To conclude, the author decides to take on the skeptics. His distaste for Dawkins in particular is a bit sophomoric. Most of all he demonstrates that he is not intellectually up to the challenge. He states (p. 220) "There is no way of proving any of this [this being his thesis above] one way or the other." This statement is the essence of intellectual childhood; hiding behind an unprovable straw man. A good or great practitioner of inquiry would never hide behind such a statement. The goal is to ask useful questions...questions posed in a way that a test is possible, however rudimentary the answer might be. Anything else is just not useful-navel gazing, time-wasting. Oroc then solidly nails himself on the cross (from my perspective and to use a lovely analogy ;-) with statement that confirms he is an intellectual infant. "These are just my ideas and my experiences, and the 'hypothesis that best fits the given evidence' for me." The method is simple and it doesn't work that way. You don't fit an hypothesis to evidence. Evidence is sought to test a specific hypothesis. If evidence "fits" an hypothesis, you haven't proven it (again, no perfect knowledge).
Ultimately, his experiment has an unknown sample size that is more than one (probably about a dozen) and only one confirming result. The rest falsify his thesis. How can that make any sense?

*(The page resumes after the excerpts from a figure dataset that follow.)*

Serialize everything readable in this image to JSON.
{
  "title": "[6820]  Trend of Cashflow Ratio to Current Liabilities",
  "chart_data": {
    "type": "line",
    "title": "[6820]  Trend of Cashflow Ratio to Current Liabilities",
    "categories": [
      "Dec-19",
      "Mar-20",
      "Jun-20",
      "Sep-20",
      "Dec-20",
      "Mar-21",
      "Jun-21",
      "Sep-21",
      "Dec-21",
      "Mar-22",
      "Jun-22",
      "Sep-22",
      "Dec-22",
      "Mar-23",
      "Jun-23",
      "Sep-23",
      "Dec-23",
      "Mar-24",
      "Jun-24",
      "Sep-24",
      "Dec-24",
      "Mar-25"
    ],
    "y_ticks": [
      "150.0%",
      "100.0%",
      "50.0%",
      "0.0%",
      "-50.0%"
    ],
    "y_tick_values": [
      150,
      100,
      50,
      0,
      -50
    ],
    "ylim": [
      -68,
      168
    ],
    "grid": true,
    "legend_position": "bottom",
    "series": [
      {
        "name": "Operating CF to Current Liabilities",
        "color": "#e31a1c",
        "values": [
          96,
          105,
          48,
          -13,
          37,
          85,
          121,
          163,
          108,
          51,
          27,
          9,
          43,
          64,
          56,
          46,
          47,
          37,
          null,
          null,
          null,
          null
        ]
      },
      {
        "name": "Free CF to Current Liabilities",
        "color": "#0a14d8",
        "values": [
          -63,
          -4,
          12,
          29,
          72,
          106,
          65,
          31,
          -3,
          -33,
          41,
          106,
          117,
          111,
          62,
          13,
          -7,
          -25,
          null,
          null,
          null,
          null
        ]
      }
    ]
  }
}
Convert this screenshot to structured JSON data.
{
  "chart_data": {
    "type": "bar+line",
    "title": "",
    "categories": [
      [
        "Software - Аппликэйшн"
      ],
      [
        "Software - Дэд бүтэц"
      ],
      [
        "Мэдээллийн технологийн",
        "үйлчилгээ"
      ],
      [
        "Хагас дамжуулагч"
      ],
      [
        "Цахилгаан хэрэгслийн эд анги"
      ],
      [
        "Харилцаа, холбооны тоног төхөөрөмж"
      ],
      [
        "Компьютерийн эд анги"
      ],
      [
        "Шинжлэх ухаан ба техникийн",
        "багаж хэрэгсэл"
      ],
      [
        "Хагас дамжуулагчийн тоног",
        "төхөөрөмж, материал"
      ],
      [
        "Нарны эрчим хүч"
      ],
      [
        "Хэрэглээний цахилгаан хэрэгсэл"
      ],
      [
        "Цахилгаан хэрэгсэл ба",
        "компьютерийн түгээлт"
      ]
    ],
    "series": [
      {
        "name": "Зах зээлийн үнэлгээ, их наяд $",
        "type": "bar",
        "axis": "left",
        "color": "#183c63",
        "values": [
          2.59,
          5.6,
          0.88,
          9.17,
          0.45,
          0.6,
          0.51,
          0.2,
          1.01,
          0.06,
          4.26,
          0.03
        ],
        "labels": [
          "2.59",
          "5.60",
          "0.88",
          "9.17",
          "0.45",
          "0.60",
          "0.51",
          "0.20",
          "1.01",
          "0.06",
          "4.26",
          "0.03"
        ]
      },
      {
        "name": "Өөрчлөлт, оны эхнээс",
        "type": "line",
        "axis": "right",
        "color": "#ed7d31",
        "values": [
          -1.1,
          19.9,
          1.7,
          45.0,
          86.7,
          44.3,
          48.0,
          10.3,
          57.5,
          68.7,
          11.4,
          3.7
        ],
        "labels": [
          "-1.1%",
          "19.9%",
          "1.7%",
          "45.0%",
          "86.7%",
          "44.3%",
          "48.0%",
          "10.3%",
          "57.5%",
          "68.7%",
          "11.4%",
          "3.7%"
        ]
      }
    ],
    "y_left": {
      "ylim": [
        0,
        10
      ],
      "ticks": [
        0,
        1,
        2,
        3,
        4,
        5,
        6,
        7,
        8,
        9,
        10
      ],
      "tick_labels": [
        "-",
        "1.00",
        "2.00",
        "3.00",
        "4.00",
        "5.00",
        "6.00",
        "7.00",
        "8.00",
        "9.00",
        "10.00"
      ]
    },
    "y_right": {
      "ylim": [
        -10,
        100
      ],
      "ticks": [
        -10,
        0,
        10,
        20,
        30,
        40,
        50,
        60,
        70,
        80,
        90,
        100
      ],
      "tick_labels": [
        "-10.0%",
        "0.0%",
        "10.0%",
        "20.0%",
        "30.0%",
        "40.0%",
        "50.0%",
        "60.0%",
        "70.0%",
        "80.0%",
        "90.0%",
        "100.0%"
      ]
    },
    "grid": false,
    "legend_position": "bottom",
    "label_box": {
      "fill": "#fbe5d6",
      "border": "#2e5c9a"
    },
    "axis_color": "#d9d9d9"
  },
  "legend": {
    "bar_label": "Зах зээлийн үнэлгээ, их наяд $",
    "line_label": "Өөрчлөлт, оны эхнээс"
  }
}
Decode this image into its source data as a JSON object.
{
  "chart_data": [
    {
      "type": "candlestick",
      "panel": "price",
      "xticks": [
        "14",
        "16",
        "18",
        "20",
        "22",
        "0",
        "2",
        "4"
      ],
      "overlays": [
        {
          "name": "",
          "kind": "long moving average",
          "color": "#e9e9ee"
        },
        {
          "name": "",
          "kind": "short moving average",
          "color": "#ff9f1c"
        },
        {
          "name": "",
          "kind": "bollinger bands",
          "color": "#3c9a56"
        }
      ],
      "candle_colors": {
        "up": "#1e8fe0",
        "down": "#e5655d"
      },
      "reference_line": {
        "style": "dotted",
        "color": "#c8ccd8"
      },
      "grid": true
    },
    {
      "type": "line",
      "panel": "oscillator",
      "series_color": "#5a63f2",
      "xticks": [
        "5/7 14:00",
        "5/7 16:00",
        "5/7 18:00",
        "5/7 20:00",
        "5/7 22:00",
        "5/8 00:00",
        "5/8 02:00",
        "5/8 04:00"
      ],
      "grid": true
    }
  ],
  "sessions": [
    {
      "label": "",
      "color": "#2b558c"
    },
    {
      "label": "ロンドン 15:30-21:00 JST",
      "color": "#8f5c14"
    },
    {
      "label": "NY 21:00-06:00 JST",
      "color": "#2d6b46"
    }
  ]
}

In the end Oroc (or whatever his real name is) relies too much on words of wisdom? from others to make his argument. This is a common "research" strategy among the folks that need to have revered or sacred texts to make their world. I remain unconvinced by the argument (such as it is) and not compelled to abandon all reality. The more I think about it the more I become convinced that he really only erected the "I was once an atheist just like you" façade to try and add weight to a pretty light argument.